Le Martyre enflammé par Gergiev à la Philharmonie de Paris
Si les deux œuvres au programme furent destinées à une production chorégraphique, et malgré leur lien avec les Ballets Russes et Michel Fokine, difficile pourtant de trouver plus grand contraste entre elles et donc les deux parties de ce concert. D’un côté le hiératisme statique du Martyre avec une musique écrite pour accompagner une action scénique sur un texte à connotation religieuse de Gabriele D’Annunzio, de l’autre la fantaisie animée d’un Oiseau de feu, ballet librement adapté d’un conte populaire. D’un côté, l’écriture du compositeur français presque au terme de sa vie et dont le matériau s’est épuré par retranchements successifs, de l’autre le foisonnement sonore du musicien russe qui préfigure par sa richesse les chefs-d’œuvre à venir, notamment Le Sacre du Printemps.
Le dispositif instrumental et scénique du Martyre de Saint-Sébastien impressionne : l’Orchestre de Paris avec le grand chœur placé derrière lui, à quoi il faut ajouter la place un peu surprenante des deux voix solistes féminines, l’une -Julie Fuchs- dans l’orchestre, près des trois harpes, l’autre -Sandrine Piau- en hauteur, placée derrière le chœur.

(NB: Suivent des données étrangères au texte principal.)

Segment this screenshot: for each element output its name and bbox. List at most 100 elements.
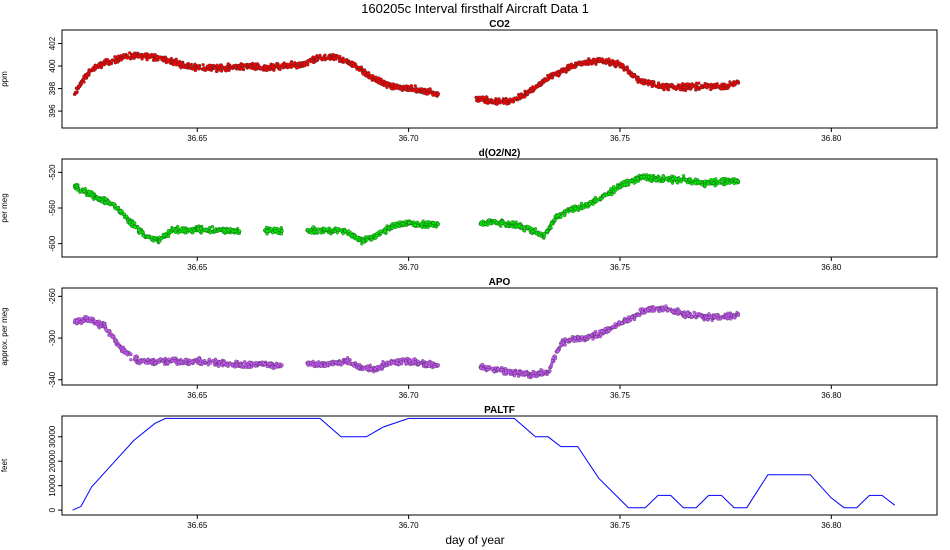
panel-2-data-point (264, 225, 269, 230)
panel-3-xtick-label: 36.65 (187, 391, 208, 400)
panel-2-data-point (622, 183, 627, 187)
panel-3-data-point (666, 308, 670, 312)
panel-3-data-point (395, 358, 400, 363)
panel-1-data-point (481, 95, 486, 100)
panel-3-data-point (365, 364, 369, 369)
panel-3-data-point (269, 365, 274, 369)
panel-3-data-point (167, 357, 171, 361)
panel-2-data-point (158, 239, 162, 244)
panel-1-data-point (253, 63, 257, 67)
panel-1-data-point (564, 67, 568, 71)
panel-2-data-point (179, 227, 183, 231)
panel-2-data-point (173, 228, 178, 233)
panel-1-data-point (144, 55, 148, 60)
panel-2-data-point (522, 229, 527, 233)
panel-3-data-point (141, 359, 146, 363)
panel-2-data-point (559, 215, 563, 219)
panel-3-data-point (156, 358, 161, 362)
panel-1-ylabel: ppm (0, 71, 9, 87)
panel-3-data-point (561, 341, 565, 345)
panel-2-data-point (514, 220, 518, 224)
panel-3-data-point (408, 359, 412, 363)
panel-1-data-point (690, 84, 694, 88)
panel-2-data-point (309, 231, 314, 235)
panel-2-data-point (122, 212, 126, 216)
panel-3-data-point (504, 370, 508, 374)
panel-2-data-point (542, 232, 546, 236)
panel-1-data-point (173, 61, 177, 65)
panel-2-data-point (510, 220, 514, 224)
panel-3-data-point (556, 349, 560, 353)
panel-3-data-point (93, 319, 97, 323)
panel-2-data-point (133, 221, 137, 225)
panel-2-data-point (141, 234, 146, 238)
panel-3-data-point (532, 374, 536, 378)
panel-2-data-point (588, 202, 592, 206)
panel-4-ytick-label: 10000 (48, 474, 57, 497)
panel-3-data-point (586, 335, 591, 339)
panel-1-data-point (230, 66, 235, 70)
panel-2-data-point (171, 226, 175, 231)
panel-1-xtick-label: 36.80 (821, 134, 842, 143)
panel-2-data-point (674, 177, 678, 181)
panel-1-data-point (147, 54, 152, 58)
panel-1-data-point (629, 71, 634, 76)
panel-3-data-point (381, 361, 386, 366)
panel-3-data-point (424, 363, 428, 367)
panel-4-frame (61, 415, 938, 516)
panel-1-data-point (413, 89, 417, 93)
figure-title: 160205c Interval firsthalf Aircraft Data… (361, 1, 589, 16)
panel-1-data-point (139, 52, 144, 57)
panel-1-data-point (422, 90, 426, 94)
panel-1-data-point (338, 58, 342, 62)
panel-2-data-point (350, 233, 354, 238)
panel-1-title: CO2 (489, 19, 510, 30)
panel-1-data-point (275, 62, 279, 66)
panel-4-series-line (72, 417, 896, 511)
panel-1-data-point (357, 65, 362, 70)
panel-1-data-point (378, 81, 383, 86)
panel-2-data-point (75, 188, 80, 192)
panel-2-data-point (610, 192, 614, 197)
panel-3-data-point (686, 311, 690, 316)
panel-4-xtick-label: 36.75 (610, 521, 631, 530)
panel-3-data-point (416, 362, 421, 366)
panel-2-data-point (387, 226, 391, 230)
panel-1-data-point (635, 75, 639, 80)
panel-3-data-point (492, 369, 496, 373)
panel-1-data-point (374, 75, 378, 79)
panel-2-data-point (356, 238, 361, 242)
panel-3-data-point (95, 322, 99, 327)
panel-3-data-point (345, 358, 349, 363)
panel-2-data-point (273, 229, 277, 233)
panel-2-data-point (276, 231, 280, 235)
panel-1-data-point (704, 83, 709, 88)
panel-3-data-point (125, 353, 130, 357)
panel-1-data-point (586, 60, 591, 64)
panel-1-data-point (352, 61, 356, 65)
panel-3-data-point (600, 329, 604, 333)
panel-3-data-point (102, 321, 106, 326)
panel-3-data-point (369, 367, 373, 371)
panel-2-data-point (419, 222, 423, 226)
panel-2-data-point (311, 225, 315, 229)
panel-1-data-point (82, 74, 86, 79)
panel-2-data-point (312, 230, 316, 234)
panel-2-data-point (703, 179, 707, 183)
panel-2-data-point (116, 206, 121, 210)
panel-2-title: d(O2/N2) (479, 148, 521, 159)
panel-3-data-point (362, 366, 367, 370)
panel-1-data-point (234, 63, 238, 67)
panel-3-data-point (306, 361, 310, 366)
panel-2-data-point (562, 209, 567, 213)
panel-2-data-point (280, 229, 284, 233)
panel-1-data-point (736, 81, 741, 85)
panel-1-data-point (158, 55, 163, 59)
panel-2-data-point (646, 175, 651, 179)
panel-2-data-point (272, 226, 276, 230)
panel-3-data-point (626, 315, 631, 319)
panel-2-ytick-label: -560 (48, 199, 57, 216)
panel-1-data-point (125, 56, 129, 60)
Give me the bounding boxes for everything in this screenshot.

Les deux rappellent leur connaissance intime et approfondie de la mélodie, de la prosodie, de la langue française et combien, si Le Martyre de Saint-Sébastien est une œuvre unique dans le catalogue de Claude Debussy, il convoque la même prose poétique que dans ses mélodies et son opéra. Les deux chanteuses la rendent en outre avec une douce illumination vocale et de caractère, dans l'intimité du sentiment religieux. Intimité de caractère et de finesse vocale mais avec une commune assurance dans la projection fine et sonore. Julie Fuchs y sculpte ses lignes sûres qui semblent prêtes à basculer dans le drame mais avec une couleur vocale de rédemptrice, Sandrine Piau orne le tout par des résonances tirant vers le baroque (donnant même une couleur de mystères médiévaux pleinement seyante). Les deux voix solistes, dans une juste dualité, apportent le drame retenu de l'opus. Julie Fuchs grâce à une irrésistible présence affective et charnelle dans la voix et le phrasé, Sandrine Piau par la conviction d’un chant spirituel qui plane religieusement sur la salle de concerts.
Le Chœur de l’Orchestre de Paris fondé en 1976 par Arthur Oldham, qui travaille désormais sous la direction de Lionel Sow, est dirigé par le chef russe Valery Gergiev. Il intensifie et allège à la fois sa palette de nuances et de couleurs, rendant les textures tendres et mystérieuses de l’œuvre de Debussy, dans une fusion remarquée avec l’ensemble orchestral. Valery Gergiev anime notamment les pianissimi les plus doux, leur donnant une consistance rare et particulièrement bienvenue dans cette musique.
La seconde partie de la soirée offre un total contraste, avec une exécution brillante et une différenciation virtuose dans la palette sonore, les nuances entre le pianissimo évanescent (mais toujours animé) et le fortissimo emballé, différenciation entre les mélanges magiques de timbres et les complexes rythmes contrastés, différenciation aussi et surtout entre la multitude de caractères par lesquels passe la musique. Aucune indifférence du public qui acclame, enflammé, toutes ces différenciations.